The chief said cost has been the biggest hinderance to expanding their use. The department paid about $8,000 for the six launchers, ammunition and training.
Tusken acknowledged that the public often is apprehensive about police purchasing new weapons - and having something on the streets that resembles a grenade launcher may raise some eyebrows.
“Police are under tremendous scrutiny in deadly force encounters - and should be,” he said. “You’re taking someone’s life.”
Tusken said that was a driving force in his decision to search for less-lethal options shortly after he was appointed interim chief in January.
“We’re going to look for whatever equipment we have available to peacefully resolve a situation,” he said. “First and foremost, we’re a life-saving organization. This gives us one more tool in the toolbox to safely resolve an incident short of deadly force.”
Shene said he has seen three cases on that tactical team where the launchers have been deployed to safely apprehend a suspect.
Notably, officers used the weapon to arrest Superior murder suspect Juan Padilla outside a West Duluth motel in May 2013.

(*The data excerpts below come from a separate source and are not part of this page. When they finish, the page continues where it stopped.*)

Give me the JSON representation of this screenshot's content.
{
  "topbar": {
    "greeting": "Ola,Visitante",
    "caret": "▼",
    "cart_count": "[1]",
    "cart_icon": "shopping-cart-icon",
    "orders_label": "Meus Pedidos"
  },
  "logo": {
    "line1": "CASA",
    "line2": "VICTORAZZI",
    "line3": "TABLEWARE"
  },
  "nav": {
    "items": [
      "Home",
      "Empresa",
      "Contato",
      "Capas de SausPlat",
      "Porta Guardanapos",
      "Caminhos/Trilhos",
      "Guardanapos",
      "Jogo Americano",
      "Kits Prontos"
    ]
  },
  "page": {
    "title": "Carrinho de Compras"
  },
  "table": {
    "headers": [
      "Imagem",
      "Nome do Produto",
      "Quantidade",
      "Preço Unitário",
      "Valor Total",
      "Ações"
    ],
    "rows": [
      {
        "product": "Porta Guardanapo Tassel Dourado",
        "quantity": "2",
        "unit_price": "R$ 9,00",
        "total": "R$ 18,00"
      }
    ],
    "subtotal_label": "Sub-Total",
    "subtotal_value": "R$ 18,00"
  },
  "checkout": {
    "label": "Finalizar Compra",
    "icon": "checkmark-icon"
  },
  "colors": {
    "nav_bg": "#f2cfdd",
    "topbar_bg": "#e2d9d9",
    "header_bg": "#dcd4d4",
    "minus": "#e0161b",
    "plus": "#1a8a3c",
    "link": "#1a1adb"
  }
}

Padilla initially refused to leave a car. Officers fired an initial sponge round, which shattered the side window. Padilla exited the vehicle, and a second shot ricocheted off the car. The third struck him in the side.

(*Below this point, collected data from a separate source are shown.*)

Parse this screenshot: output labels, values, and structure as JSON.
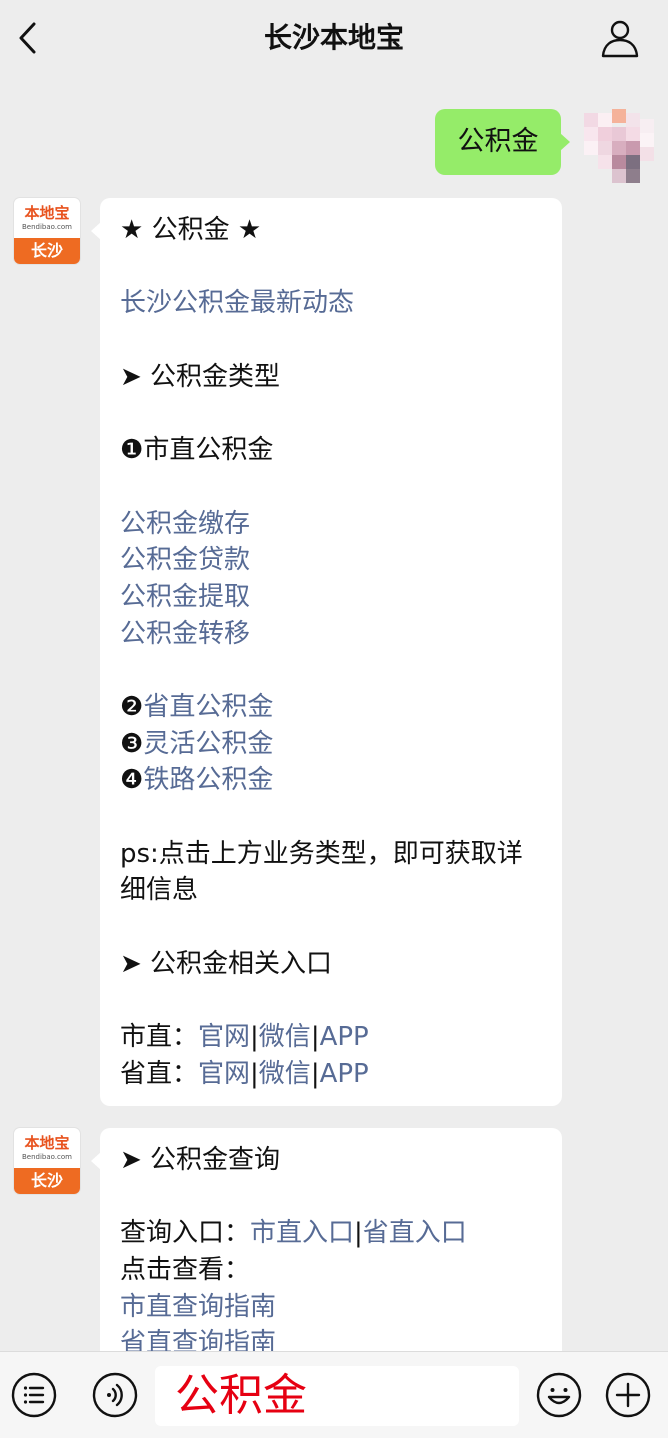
{
  "header": {
    "title": "长沙本地宝"
  },
  "outgoing": {
    "text": "公积金"
  },
  "bot": {
    "avatar_brand": "本地宝",
    "avatar_domain": "Bendibao.com",
    "avatar_city": "长沙"
  },
  "message1": {
    "heading": "★ 公积金 ★",
    "latest_link": "长沙公积金最新动态",
    "types_heading": "➤ 公积金类型",
    "city_num": "❶",
    "city_label": "市直公积金",
    "city_links": [
      "公积金缴存",
      "公积金贷款",
      "公积金提取",
      "公积金转移"
    ],
    "other_types": [
      {
        "num": "❷",
        "label": "省直公积金"
      },
      {
        "num": "❸",
        "label": "灵活公积金"
      },
      {
        "num": "❹",
        "label": "铁路公积金"
      }
    ],
    "ps_text": "ps:点击上方业务类型，即可获取详细信息",
    "entry_heading": "➤ 公积金相关入口",
    "entries": [
      {
        "label": "市直：",
        "site": "官网",
        "sep1": "|",
        "wechat": "微信",
        "sep2": "|",
        "app": "APP"
      },
      {
        "label": "省直：",
        "site": "官网",
        "sep1": "|",
        "wechat": "微信",
        "sep2": "|",
        "app": "APP"
      }
    ]
  },
  "message2": {
    "heading": "➤ 公积金查询",
    "query_label": "查询入口：",
    "query_city": "市直入口",
    "query_sep": "|",
    "query_province": "省直入口",
    "view_label": "点击查看：",
    "guides": [
      "市直查询指南",
      "省直查询指南"
    ]
  },
  "input": {
    "value": "公积金"
  },
  "colors": {
    "background": "#ededed",
    "outgoing_bubble": "#95ec69",
    "link": "#576b95",
    "input_text": "#e60012",
    "brand_orange": "#ee6b22"
  }
}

“He just laid down and didn’t move,” Shene recalled.
Opportunity to save lives
Twenty officers underwent training for the launchers last week, with more planned.
Shene said multiple officers on each shift are being trained, with as many as five being available to patrol officers at a moment’s notice.
The expansion of the less-lethal technology has come with support from the Duluth Citizen Review Board, which provides policy recommendations to the department. Several members had the opportunity to test the weapon last week.
Member Renee Van Nett said people often react “first with fear, and then anger,” when police implement new technology. But she said it’s hard to find a downside to the less-lethal devices.
“The feeling I got right away is that this is going to save lives,” she said. “There’s such a big difference between using lethal force and a Taser. This is going to be a great thing for police to have.”
Shene also said he hopes the community can back the effort, noting that a high percentage of officer-involved shootings involve people with mental illness.
“That’s been a hot thing for police departments across the country,” he said. “Why are we killing people who are having mental health issues? Isn’t there something we can do so we don’t have to? This gives us that opportunity.”